Couscous connection
- Years active: 1980s
- Territory: Paris
- Ethnicity: Tunisian
- Leader: Roma brothers
- Activities: Drug trafficking
- Notable members: Habib Ben Ali

= Couscous connection =

Illegal drug trade in France

The couscous connection was an international drug trafficking gang based in Paris in the 1980s. The gang imported heroin and cocaine from Tunisia via Amsterdam and Brussels to Paris, where they distributed the drugs. The trial of the gang members in 1992 received widespread publicity since the younger brother of the president of Tunisia was charged and convicted in absentia for his involvement in laundering the proceeds.

==Investigation==

The investigation began in January 1989 after an informer gave drug squad investigators in Belleville, Paris the names of three couriers bringing heroin and cocaine from Amsterdam and Brussels to Paris. The police found that the couriers always used rental cars for which they paid in cash. The investigators obtained search warrants and permission to tap telephones. In one of the couriers' apartments they found 180 grams of heroin, a false Dutch driving license, a sawed-off rifle, savings bank receipts and invoices for jewelry purchases using cash.

The investigators traced links to the "Roma brothers", and gradually built up a picture of the import and distribution networks. One of the leads took them to Hedi Ben Hassen, nephew of Frej Guedoura, chief of special services and national security in Tunisia, and Habib Ben Ali, known as Moncef, the younger brother of Tunisian President Zine El Abidine Ben Ali. In February 1990 the police tried to arrest these two at an airport before they left France for Tunisia. Ben Ali showed his diplomatic passport, explained his relationship to the president, claimed immunity and was allowed to leave.

==Arrest and trial==

The gang had at least 30 members, of whom 25 were arrested and appeared in court. The leaders of the gang were the six Roma brothers, of whom four appeared in court and two were on the run as of 1992. An international arrest warrant was issued for Habib Ben Ali.

The trial of the "couscous connection", the nickname given to the drug trafficking network, opened on 17 November 1992 in the Fourteenth Chamber of the Paris Criminal Court. Ben Ali was said to have been the bag carrier for the proceeds of the sales of heroin and cocaine trafficked between Tunisia, Amsterdam and Paris, and was charged with laundering drug money and breaking narcotics laws. He did not appear. The normal broadcast in Tunisia of the news program of France's second television channel was suspended during the trial. On 30 November 1992. Ben Ali was found guilty in absentia and sentenced to ten years imprisonment. 23 other gang members, mostly Tunisian, were sentenced to various punishments.

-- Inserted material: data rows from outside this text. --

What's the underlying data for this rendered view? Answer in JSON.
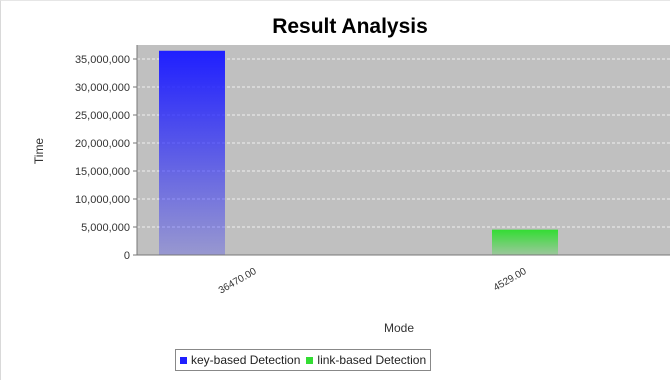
{
  "chart_data": {
    "type": "bar",
    "title": "Result Analysis",
    "xlabel": "Mode",
    "ylabel": "Time",
    "categories": [
      "36470.00",
      "4529.00"
    ],
    "series": [
      {
        "name": "key-based Detection",
        "values": [
          36470000,
          null
        ],
        "color": "#1f1fff"
      },
      {
        "name": "link-based Detection",
        "values": [
          null,
          4529000
        ],
        "color": "#33dd33"
      }
    ],
    "ylim": [
      0,
      37500000
    ],
    "yticks": [
      0,
      5000000,
      10000000,
      15000000,
      20000000,
      25000000,
      30000000,
      35000000
    ],
    "ytick_labels": [
      "0",
      "5,000,000",
      "10,000,000",
      "15,000,000",
      "20,000,000",
      "25,000,000",
      "30,000,000",
      "35,000,000"
    ],
    "grid": true,
    "legend_position": "bottom",
    "plot_background": "#c0c0c0"
  }
}
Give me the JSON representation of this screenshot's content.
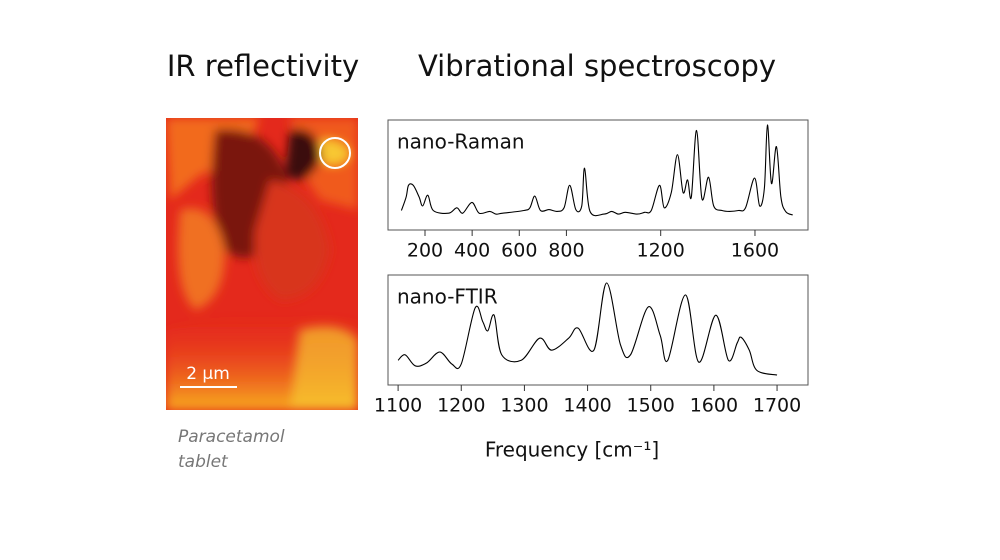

On 1 December 1992, Ben Ali's French lawyer met his client in Tunis. The lawyer gave a press conference in which he claimed there was no evidence that Ben Ali deserved the sentence, and that he had been convicted due to political manipulation. He blamed Islamic fundamentalists for concocting the charges in an effort to tarnish the family's reputation.

Mezri Haddad wrote an article in Libération in 1992 about the "Couscous connection". According to the Canadian academic Lise Garon, "Haddad is probably the only Tunisian to have wrote an article about the involvement of the president's brother in international drug trafficking."

Ben Ali was found murdered on 14 May 1996 in a Tunis apartment. There was much speculation about who had ordered his death.